Viele der Filme stammen aus lokalen Nachrichtensendungen, doch immer mehr davon werden mit Handy-Kameras oder mit handlichen Videocams gefilmt. Das ist sozialer Sprengstoff, wie aktuell das Beispiel der ruppigen Verhaftung des Studenten Andrew Meyer zeigt: Die Bilder seiner Verhaftung, bei der ihn Polizisten mit einer Elektroschockwaffe gefügig machen, machten ihn über Nacht zum YouTube-Star, zum "American Hero", wie einer der Filme überschrieben ist. Denn natürlich wurde der Vorfall gleich von mehreren Zeugen aus verschiedenen Blickwinkeln gefilmt. Die Kamera ist überall:
Dass Meyer seine Verhaftung möglicherweise provozierte, ist dabei irrelevant. Was zählt, ist die vermittelte Augenzeugenschaft - und die setzt in aller Regel ja erst dann ein, wenn etwas passiert ist: Niemand filmt nonstop.

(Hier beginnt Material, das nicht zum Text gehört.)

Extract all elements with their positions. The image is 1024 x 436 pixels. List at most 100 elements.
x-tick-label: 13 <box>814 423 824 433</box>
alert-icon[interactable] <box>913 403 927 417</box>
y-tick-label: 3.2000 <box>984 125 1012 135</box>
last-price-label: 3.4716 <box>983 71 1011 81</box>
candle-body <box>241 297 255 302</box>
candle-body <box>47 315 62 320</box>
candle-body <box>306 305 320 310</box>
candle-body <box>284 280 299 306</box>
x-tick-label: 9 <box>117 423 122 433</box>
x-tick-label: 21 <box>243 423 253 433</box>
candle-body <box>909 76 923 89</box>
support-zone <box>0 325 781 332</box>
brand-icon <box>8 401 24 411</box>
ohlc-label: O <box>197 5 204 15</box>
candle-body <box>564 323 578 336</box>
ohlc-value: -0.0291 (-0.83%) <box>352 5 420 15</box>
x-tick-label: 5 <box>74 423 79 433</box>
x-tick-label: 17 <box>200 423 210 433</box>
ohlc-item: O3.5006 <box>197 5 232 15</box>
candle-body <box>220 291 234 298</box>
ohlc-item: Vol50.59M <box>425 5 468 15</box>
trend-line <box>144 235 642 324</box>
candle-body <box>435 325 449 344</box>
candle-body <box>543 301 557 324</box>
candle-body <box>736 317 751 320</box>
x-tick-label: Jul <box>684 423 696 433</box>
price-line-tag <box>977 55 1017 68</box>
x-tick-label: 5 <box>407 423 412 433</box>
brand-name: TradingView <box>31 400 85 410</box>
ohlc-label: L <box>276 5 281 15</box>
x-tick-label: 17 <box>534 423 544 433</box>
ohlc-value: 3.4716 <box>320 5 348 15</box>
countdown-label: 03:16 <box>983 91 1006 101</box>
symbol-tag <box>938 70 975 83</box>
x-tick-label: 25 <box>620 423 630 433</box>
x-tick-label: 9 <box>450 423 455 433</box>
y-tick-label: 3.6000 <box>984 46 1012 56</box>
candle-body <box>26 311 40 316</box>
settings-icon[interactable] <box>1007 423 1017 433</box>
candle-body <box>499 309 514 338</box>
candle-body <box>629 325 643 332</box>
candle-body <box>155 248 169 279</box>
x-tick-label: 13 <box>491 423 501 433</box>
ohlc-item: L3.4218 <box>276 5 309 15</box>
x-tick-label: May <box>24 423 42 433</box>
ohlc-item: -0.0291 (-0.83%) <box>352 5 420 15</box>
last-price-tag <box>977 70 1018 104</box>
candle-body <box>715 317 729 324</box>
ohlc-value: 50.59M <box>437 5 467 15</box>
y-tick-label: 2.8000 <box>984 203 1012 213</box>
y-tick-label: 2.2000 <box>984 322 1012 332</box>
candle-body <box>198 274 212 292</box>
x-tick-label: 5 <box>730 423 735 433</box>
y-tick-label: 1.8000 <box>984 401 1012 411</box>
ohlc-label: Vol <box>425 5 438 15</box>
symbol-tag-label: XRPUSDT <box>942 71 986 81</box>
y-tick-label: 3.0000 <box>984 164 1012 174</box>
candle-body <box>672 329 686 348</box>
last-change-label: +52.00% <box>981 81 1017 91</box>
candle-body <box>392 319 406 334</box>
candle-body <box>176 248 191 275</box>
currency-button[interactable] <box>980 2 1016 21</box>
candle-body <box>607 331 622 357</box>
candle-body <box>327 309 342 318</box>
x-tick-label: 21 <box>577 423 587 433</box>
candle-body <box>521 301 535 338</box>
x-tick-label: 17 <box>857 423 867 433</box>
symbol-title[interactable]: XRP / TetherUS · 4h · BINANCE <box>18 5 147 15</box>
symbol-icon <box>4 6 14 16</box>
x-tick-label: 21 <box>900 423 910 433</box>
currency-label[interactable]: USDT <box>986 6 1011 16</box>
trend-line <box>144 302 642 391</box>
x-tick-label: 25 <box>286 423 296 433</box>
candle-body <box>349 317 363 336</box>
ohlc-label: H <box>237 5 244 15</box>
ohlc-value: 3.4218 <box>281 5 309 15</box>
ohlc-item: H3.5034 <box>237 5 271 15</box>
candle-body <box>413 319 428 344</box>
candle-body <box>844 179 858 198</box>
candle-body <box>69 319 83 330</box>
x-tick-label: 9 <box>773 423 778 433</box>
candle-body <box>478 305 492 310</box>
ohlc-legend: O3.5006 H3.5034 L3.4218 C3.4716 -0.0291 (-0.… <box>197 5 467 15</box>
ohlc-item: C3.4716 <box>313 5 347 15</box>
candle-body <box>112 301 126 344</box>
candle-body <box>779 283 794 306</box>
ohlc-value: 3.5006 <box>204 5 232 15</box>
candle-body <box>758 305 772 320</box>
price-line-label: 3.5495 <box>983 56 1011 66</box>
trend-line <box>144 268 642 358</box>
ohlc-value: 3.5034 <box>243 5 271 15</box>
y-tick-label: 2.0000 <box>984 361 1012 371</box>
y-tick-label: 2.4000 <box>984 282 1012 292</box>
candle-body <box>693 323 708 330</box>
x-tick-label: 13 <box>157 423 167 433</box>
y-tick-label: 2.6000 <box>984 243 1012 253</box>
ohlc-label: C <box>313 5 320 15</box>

Die Kamera wird gezückt, wenn der Besitzer glaubt, etwas zu sehen, was er dokumentieren sollte. Das aber, beklagen gerade US-Polizeibeamte, verkürze einen Vorfall oft auf die finale Reaktion - der Auslöser werde nicht gezeigt. Das untergrabe das Image der Polizeibehörden und schüre den Hass gegen die Cops.
Zwischen Nutzen und Schaden - YouTube outet nicht nur Missetäter, es ist auch Propagandaplattform
Da mag hier und da einiges dran sein. Tatsache ist aber auch, dass es in den vergangenen Jahren zahlreiche gut und filmisch dokumentierte Fälle unprovozierter Polizeigewalt gab - und dass diese heute ein Massenpublikum finden, auch wenn das Fernsehen sie nicht zeigt. Die allgegenwärtige Kamera schafft eben auch allgegenwärtige Öffentlichkeit: Das meiste von dem, was man bei YouTube und Co. zu sehen bekommt, wäre Anfang der neunziger Jahre schlicht gar nicht gefilmt worden. Dass ein Anwohner anno 1991 eine Videokamera zur Hand hatte, als die Cops auf Rodney King einschlugen, war ein äußerst unwahrscheinlicher Zufall.
Im letzten Jahr sorgte die Misshandlung des muslimischen Studenten Mostafa Tabatabainedschad in einer Uni-Bibliothek in Los Angeles für eine interne Untersuchung bei der Los Angeles Police. Noch bevor die Medien darüber berichteten, kursierten diverse Mitschnitte des Vorfalls weltweit via YouTube:
Im selben Monat veröffentlichte die Gruppe Cop Watch LA ein Verhaftungsvideo bei YouTube, dass das Fass zum Überlaufen brachte. Um die Wogen der Empörung über die brutale Behandlung des angeblichen Gangmitglieds William Cardenas zu glätten, wurde der Polizei von Los Angeles eine FBI-Untersuchungskommission ins Haus geschickt. Für Bürgerrechtsgruppen wie Cop Watch LA sind Plattformen wie YouTube ein Geschenk des Himmels: Endlich kann man die Missetäter von allen redaktionellen Vorsichtsregeln unbehelligt outen.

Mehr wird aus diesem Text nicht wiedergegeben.